In the post-Enron era, a CEO must go beyond being a good manager, says Michael Kendall, a partner in the law firm of McDermott Will & Emery LLP based in its Boston office. "The concept is crisis management instead of risk spotting," he says. "You have to manage the crisis before it consumes you."

Peters's way of managing a crisis is notifying his board of directors as soon as he identifies a problem. "You tell the board right away," he says. "And if there are documents involved, you don't shred them, you don't delete e-mails, and you don't touch a thing."

The problems at Enron have highlighted to many companies the importance of implementing a code of ethics. Enron actually had a lengthy code of ethics but it was largely ignored.

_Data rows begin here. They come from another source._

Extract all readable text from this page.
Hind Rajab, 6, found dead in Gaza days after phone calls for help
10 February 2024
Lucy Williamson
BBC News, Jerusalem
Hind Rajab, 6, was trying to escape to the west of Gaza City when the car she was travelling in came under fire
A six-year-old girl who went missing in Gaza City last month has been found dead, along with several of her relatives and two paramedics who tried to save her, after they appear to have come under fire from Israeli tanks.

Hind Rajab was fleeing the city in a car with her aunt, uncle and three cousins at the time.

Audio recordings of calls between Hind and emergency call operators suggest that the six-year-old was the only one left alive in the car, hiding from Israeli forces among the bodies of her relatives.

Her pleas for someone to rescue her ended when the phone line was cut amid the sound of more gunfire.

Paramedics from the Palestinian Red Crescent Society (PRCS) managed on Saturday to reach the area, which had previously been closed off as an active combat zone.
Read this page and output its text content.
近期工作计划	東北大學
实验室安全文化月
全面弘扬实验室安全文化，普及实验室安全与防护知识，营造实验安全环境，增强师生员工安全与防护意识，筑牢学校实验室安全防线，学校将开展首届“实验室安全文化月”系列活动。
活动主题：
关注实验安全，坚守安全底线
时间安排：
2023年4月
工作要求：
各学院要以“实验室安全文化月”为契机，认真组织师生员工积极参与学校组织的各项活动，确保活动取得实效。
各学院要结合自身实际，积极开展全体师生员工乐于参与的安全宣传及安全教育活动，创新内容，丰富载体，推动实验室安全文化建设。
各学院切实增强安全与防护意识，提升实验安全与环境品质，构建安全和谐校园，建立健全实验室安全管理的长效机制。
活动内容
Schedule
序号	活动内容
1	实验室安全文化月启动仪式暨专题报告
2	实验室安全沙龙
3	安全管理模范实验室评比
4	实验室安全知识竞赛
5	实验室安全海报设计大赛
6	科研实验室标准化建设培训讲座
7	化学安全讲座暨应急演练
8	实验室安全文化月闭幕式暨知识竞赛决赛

One thing Peters has learned from the corporate scandals is that ethics comes from the top down. "A CEO has to make clear to people who work for him or her that ethics are non- negotiable," he says.

For example, the bank discovered an employee who used bank stationary to dispute personal claims with the Internal Revenue Service. He was fired, says Peters. "That might seem extreme, but it was against our code of conduct."

However, many executives today rail against what they see as the more onerous parts of the Sarbanes-Oxley Act. A group called the Free Enterprise Fund is mounting a constitutional legal challenge to part of the act. It particularly wants to ease the financial burden on small- and medium-size companies.

"Sarbanes-Oxley was designed to prevent" the kind of fraud that brought down Enron and its top managers, says Bebel, the former federal prosecutor.

Peters can certainly relate to the added cost of running a company in the post-Enron era. Today, it costs the company about $300,000 per year to manage its new responsibilities. "Hopefully, we get some good benefits from it," says Peters.